The Blessed - By Tonya Hurley Page 0,1

in her arms.

There were no tears shed.

“She’s not going to die, is she?” Martha asked.

“Not today,” the nurse responded.

Agnes couldn’t speak. She was dazed, still more in shock than in pain. White cotton bandages were fastened around her wrists, tight enough to both staunch the bleeding and absorb it. Staring up at the rectangular fluorescent ceiling lights that passed one after another, Agnes felt as if she were speeding down a runway, about to take off—for where exactly was anybody’s guess.

Once she arrived in the trauma area, the scene grew even more frantic, as the ER doctors and nurses fussed over her, lifting her onto a bed, attaching the various monitors, inserting an IV, checking her vitals. She had the sensation of walking into a surprise birthday party—everything seemed to be going on for her, but without her.

Dr. Moss grabbed her right wrist, unwrapped the bandages, and turned it firmly into the light above his head to peer at the bloody crevice. He did the same with her left wrist and recited his observations to the nurse at his side for the record. Agnes, now slightly more responsive, managed to look away.

“Two-inch vertical wounds on each wrist,” he dictated. “Laceration of skin, vein, subcutaneous vessels, and ligament tissue. More than a cry for help going on here,” he said, noting the severity and location of the gashes and looking her directly in the eyes. “Opening your veins in the bathtub—old-school.”

A transfusion was started and she began to come to, slowly. She watched wearily, transfixed, as some stranger’s blood dripped into her body, and she wondered if she’d be changed by it. This certainly wasn’t a heart transplant, but the blood inside her heart would not be entirely her own.

Agnes started to moan and then became somewhat combative.
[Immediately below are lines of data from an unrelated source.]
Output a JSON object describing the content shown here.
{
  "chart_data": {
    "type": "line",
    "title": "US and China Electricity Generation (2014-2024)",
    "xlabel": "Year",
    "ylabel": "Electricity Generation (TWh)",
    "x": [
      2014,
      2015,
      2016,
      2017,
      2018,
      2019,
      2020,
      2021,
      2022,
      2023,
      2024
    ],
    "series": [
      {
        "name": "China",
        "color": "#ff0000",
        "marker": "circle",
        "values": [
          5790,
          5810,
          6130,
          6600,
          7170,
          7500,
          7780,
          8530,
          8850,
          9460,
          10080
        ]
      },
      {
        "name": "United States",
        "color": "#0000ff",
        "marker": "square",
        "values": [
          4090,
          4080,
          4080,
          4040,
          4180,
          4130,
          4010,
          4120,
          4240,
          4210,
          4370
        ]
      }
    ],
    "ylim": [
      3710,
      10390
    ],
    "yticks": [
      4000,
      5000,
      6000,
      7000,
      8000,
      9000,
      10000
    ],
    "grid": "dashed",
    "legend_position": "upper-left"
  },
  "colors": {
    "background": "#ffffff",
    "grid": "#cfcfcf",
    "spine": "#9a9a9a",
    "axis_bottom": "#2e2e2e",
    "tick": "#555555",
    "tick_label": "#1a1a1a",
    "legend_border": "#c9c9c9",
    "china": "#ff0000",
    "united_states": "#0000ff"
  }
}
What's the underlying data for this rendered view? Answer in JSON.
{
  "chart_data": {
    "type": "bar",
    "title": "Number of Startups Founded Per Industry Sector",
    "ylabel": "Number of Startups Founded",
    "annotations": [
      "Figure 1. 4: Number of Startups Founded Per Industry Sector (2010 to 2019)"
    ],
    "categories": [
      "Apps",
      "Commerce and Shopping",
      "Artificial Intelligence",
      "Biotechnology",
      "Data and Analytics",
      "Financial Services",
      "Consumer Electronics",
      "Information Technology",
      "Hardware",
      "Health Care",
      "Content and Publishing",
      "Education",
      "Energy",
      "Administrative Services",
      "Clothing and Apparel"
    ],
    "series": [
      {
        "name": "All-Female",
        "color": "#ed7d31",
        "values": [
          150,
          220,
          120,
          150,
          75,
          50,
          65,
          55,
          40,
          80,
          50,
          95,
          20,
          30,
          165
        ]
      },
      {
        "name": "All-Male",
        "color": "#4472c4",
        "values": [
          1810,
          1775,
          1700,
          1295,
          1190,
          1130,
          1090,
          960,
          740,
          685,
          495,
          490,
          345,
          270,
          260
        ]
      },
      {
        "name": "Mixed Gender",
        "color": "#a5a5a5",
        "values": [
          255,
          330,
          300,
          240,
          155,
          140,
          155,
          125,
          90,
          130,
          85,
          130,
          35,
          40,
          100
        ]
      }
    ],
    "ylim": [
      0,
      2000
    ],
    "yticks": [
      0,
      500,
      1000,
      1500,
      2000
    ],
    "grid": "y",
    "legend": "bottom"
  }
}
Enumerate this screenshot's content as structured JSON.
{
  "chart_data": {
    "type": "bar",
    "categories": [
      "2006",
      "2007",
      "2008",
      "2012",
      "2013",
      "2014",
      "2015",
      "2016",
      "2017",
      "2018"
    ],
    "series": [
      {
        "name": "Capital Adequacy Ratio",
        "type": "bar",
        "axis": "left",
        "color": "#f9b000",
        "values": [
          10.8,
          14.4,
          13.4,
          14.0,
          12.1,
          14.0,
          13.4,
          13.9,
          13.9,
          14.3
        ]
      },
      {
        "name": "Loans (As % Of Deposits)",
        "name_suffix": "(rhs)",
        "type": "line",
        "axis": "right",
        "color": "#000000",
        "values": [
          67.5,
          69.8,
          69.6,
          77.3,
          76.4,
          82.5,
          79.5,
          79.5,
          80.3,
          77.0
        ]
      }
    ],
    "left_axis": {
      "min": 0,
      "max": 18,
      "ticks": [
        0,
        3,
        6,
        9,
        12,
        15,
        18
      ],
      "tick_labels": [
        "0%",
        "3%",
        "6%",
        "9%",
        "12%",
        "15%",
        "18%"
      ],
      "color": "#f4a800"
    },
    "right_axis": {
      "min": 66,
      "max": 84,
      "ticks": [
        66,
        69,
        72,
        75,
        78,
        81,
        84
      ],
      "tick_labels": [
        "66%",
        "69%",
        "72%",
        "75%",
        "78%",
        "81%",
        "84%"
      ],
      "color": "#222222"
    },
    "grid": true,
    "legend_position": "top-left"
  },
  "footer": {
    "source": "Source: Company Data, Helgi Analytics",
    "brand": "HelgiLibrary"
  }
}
“Not a cry for help,” she said, indicating she knew full well what she was doing. “Let me go.”

“You’re lucky your mom was around,” he advised.

Agnes mustered a slight eye-roll.

After a short while, she heard the snap of the doctor removing his latex glove.

“Stitch her up,” he ordered. “And send her up to Psych for an eval after she’s fully transfused and . . . stable.”

“To Dr. Frey?” the nurse asked.

“He’s still up there? At this hour?”

“It’s Halloween, isn’t it?” she groused. “Just him and a skeleton crew.”

“That’s dedication,” Moss observed.

“Maybe, but I think he likes it up there.”

“He’s got some of the worst of the worst in that ward. I’m not sure he has a choice.”

Agnes overheard and couldn’t get the image out of her head of a Mad Monster Party going on up there. And if they were waiting for her to “stabilize,” they would be waiting a hell of a lot longer than even the poor uninsured souls in the waiting room seeking treatment.

“Another body outlasting the mind,” Dr. Moss said under his breath as he stepped behind the next curtain to assist with a CPR case, already well underway. Agnes was feeling more herself and she selfishly welcomed the tumult, if only to distract her from her own problems for a minute. She offered her wrist to the physician’s assistant and tuned into the commotion next to her, like the unwelcome music blaring from a car stereo outside her apartment window on a hot summer night.

13 “Seventeen-year-old female,” the EMT shouted, as she continued compressions. “Suspected drowning.”

The bony, blue-lipped girl in front of the intern was lifeless and turning whiter shades of pale with each passing second. He tried to examine her nails, but they were already painted blue.

“In the river?” the intern asked.

“On the street,” the EMT offered, drawing raised eyebrows from everyone in the room. “Facedown in a pothole.”

“She’s in full arrest. Defib.”

After several rounds of computer-assisted shocks were applied to her chest and rib cage, the tattooed teen bounced, spasmed, and came to.

“Bag her!” a nurse ordered.

Before they could get the intubation tube down her throat, she started coughing and spewing dirty water on the surgical gowns of her caretakers until some spittle ran down her chin. She might even have vomited if she had eaten anything that day. Tinted by her smeared red lipstick, the gravelly discharge left her looking bloody and muddy. Some murky runoff dripped down her underfed abdomen and collected in her belly button, flooding the innie and causing her steel ball barbell piercing to look more like a diving board, one end bobbing slightly up and down.

An IV was started; labs were drawn and sent off for testing.